Les journées plus longues sont un facteur aggravant : pourquoi l'épisode de chaleur qui débute est différent de celui de mai mais confirme l'urgence de lutter et de s'adapter au dérèglement climatique.
Fin mai, la France avait déjà connu une vague de chaleur historique, la plus importante pour un mois de mai. Deux semaines plus tard, les températures élevées sont de retour, alors que l’on n’est qu’au printemps.
Un deuxième épisode plus important que le premier
Fin mai, l'Hexagone avait enregistré des températures records avec des pointes jusqu'à 37 °C. À l'origine de plusieurs décès et d'hyperthermies, cet épisode, d'une précocité inédite, avait été qualifié d'historique. Cette fois, les températures devraient être bien au-dessus des normales de saison sur l'ensemble du territoire, y compris dans les régions du Nord-Est, qui sont souvent plus difficiles à réchauffer en raison de leur éloignement des influences subtropicales directes.

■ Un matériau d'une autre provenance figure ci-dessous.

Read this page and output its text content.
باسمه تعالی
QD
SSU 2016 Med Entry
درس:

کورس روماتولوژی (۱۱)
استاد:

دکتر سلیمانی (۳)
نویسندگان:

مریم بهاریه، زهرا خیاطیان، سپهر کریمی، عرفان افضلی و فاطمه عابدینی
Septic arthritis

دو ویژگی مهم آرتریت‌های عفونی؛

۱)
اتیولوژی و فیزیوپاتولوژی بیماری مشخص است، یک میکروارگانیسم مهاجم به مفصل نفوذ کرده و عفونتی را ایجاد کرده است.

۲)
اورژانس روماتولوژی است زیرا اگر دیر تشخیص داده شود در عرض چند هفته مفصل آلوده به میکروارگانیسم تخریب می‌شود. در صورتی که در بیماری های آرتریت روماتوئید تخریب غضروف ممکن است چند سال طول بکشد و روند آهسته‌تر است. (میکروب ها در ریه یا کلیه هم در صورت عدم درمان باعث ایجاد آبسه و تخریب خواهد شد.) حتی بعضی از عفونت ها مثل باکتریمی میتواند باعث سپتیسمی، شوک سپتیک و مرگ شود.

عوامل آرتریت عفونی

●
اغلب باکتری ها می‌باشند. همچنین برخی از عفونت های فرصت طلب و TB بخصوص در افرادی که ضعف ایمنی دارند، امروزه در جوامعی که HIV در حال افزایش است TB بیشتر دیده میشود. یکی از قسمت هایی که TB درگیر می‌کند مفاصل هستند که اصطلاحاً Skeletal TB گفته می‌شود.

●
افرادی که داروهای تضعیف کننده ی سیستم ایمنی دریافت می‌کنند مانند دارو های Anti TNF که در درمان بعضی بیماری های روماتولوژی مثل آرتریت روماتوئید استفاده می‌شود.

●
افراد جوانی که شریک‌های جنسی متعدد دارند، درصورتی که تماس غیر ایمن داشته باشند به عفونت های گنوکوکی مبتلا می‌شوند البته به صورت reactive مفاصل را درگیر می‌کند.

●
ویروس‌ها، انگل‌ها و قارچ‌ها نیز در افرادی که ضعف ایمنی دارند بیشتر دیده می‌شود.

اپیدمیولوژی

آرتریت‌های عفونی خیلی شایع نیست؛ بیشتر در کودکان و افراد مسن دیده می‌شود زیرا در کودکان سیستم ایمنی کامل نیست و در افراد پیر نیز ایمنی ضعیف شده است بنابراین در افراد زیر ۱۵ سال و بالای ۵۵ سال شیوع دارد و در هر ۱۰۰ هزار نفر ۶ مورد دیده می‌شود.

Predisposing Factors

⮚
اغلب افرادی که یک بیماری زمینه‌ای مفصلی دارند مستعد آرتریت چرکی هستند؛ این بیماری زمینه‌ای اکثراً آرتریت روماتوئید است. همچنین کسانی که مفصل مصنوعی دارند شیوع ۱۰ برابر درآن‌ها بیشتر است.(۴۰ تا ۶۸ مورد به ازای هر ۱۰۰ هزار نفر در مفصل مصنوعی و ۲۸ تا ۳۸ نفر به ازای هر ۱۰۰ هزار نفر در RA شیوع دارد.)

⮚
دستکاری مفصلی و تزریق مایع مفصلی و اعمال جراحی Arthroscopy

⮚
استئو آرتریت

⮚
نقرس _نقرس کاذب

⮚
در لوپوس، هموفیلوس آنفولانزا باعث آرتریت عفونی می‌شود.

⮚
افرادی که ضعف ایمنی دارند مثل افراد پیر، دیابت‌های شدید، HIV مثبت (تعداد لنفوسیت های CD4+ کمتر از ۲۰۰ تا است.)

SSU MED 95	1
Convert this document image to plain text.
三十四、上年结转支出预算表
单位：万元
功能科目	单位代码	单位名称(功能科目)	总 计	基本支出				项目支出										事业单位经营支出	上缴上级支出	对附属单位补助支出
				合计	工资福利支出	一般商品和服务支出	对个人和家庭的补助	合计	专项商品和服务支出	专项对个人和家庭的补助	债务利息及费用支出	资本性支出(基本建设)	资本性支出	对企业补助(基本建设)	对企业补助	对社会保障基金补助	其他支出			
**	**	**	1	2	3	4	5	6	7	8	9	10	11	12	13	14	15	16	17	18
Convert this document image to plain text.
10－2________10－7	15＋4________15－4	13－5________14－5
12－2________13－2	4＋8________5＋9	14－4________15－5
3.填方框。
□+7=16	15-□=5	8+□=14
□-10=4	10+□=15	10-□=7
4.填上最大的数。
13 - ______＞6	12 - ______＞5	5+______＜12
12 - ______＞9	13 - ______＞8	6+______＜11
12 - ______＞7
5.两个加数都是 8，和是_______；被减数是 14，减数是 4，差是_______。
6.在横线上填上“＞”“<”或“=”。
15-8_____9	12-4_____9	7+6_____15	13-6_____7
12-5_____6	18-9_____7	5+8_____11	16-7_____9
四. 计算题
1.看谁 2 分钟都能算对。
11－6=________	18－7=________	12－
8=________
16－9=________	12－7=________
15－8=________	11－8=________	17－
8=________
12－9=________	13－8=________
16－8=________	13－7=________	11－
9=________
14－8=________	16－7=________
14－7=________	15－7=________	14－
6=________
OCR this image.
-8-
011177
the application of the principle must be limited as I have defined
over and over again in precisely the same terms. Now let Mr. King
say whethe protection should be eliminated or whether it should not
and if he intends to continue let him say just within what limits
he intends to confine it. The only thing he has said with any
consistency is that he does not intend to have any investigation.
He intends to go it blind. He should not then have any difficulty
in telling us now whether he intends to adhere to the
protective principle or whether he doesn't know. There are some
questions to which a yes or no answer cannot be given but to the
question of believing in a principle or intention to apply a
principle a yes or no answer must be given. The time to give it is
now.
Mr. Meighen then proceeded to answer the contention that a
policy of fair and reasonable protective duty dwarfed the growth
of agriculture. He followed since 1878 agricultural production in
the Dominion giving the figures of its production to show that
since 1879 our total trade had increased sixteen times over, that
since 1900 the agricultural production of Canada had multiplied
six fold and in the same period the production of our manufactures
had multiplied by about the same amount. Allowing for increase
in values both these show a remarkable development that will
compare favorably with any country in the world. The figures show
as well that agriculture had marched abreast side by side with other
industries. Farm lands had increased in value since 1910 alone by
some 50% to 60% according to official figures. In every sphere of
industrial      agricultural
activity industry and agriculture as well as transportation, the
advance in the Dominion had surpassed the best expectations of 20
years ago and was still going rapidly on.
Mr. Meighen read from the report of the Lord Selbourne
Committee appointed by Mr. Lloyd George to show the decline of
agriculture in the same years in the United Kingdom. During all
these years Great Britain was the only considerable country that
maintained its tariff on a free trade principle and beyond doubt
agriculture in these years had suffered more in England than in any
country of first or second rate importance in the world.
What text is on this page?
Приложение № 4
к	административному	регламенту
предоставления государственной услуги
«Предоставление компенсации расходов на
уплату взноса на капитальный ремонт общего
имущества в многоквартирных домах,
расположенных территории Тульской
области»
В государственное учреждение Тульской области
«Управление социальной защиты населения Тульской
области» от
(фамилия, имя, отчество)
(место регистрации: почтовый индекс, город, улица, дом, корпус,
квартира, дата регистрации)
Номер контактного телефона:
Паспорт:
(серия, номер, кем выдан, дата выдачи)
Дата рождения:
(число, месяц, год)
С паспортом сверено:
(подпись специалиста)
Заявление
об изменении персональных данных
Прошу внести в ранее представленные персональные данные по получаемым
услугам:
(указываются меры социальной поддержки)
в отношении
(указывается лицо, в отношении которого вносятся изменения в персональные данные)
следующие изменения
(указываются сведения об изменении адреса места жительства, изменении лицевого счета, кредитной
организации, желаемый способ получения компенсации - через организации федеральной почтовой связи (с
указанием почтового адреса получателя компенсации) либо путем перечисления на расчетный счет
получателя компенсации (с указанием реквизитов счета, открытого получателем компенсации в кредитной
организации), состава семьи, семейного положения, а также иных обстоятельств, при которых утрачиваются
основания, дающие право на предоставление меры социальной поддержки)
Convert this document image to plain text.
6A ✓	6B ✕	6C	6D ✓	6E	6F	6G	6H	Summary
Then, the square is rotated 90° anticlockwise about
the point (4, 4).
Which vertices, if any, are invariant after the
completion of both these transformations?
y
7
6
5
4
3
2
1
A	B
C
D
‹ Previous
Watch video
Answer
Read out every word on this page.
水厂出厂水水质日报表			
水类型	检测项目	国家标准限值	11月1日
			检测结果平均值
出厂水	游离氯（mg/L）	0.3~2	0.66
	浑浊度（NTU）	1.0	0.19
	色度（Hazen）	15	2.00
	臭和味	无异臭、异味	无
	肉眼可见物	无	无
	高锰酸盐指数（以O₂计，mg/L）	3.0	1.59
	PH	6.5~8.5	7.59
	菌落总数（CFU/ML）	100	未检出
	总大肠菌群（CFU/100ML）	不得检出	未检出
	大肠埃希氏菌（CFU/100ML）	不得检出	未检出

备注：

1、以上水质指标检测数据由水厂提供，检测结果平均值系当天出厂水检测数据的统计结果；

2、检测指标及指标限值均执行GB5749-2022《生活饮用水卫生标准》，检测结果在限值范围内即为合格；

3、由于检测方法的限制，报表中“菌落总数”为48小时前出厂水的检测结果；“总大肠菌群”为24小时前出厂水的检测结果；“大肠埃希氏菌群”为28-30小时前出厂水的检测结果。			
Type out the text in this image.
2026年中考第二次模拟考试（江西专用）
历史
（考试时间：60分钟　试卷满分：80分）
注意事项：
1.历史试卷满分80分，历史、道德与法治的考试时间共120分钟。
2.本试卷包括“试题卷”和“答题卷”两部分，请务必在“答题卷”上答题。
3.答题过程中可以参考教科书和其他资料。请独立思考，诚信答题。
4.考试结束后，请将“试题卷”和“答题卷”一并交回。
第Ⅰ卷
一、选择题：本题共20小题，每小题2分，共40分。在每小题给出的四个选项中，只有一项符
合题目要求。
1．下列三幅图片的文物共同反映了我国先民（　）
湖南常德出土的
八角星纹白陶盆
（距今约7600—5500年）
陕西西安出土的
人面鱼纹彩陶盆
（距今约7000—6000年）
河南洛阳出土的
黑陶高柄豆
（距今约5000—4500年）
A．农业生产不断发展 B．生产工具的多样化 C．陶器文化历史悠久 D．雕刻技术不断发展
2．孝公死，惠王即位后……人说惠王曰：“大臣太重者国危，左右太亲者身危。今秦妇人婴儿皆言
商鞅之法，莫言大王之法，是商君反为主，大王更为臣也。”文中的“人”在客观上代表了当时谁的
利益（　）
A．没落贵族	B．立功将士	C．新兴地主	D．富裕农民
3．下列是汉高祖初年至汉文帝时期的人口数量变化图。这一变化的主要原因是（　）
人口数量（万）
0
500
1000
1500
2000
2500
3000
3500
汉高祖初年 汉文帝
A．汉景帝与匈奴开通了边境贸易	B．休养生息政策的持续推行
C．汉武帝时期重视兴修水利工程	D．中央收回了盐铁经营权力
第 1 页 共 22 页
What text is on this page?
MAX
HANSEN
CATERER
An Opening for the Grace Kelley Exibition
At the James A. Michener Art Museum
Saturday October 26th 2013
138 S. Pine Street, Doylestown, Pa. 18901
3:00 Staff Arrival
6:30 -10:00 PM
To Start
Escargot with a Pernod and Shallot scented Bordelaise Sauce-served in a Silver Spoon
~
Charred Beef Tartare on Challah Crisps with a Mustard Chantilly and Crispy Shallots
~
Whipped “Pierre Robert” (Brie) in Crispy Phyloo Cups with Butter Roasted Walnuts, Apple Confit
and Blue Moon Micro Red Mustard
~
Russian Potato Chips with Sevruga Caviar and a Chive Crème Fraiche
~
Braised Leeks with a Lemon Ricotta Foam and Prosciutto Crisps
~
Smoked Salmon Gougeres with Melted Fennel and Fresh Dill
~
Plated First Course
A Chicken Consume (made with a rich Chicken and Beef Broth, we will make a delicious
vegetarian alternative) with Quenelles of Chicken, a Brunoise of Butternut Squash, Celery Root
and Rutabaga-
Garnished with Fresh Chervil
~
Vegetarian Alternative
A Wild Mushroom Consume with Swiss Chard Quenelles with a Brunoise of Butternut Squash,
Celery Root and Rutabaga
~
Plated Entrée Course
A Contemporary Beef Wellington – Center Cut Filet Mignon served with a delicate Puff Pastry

Dès mardi 16 juin, l'air sera bien plus chaud : "Il y aura une vraie montée en puissance au cours de la semaine, on pourra peut-être parler de vague de chaleur", selon les experts. Les jours sont de plus en plus longs à mesure que le solstice d'été du 21 juin approche. Lors des épisodes de chaleur, les températures ont donc moins de temps pour baisser la nuit. Mi-juin, l'ensoleillement est maximal. Cette énergie solaire favorise un réchauffement plus efficace des basses couches de l'atmosphère. Les sols sont plus secs dans de nombreuses régions, ce qui peut provoquer plus facilement des incendies.
Une dégradation orageuse, surtout sur les régions de l'Ouest, est prévue en fin de semaine.
S’adapter n’est pas une option, mais une nécessité
L’aggravation du dérèglement climatique, un seuil a été malheureusement franchi depuis quelques années, faute de mise en œuvre des politiques climatiques nécessaires, doit entraîner une adaptation. Tant pour l’économie (horaires de travail, durée, arrêt de chantiers…) que pour le scolaire. Ce sont tous les rythmes de vie quotidiens qui vont être perturbés.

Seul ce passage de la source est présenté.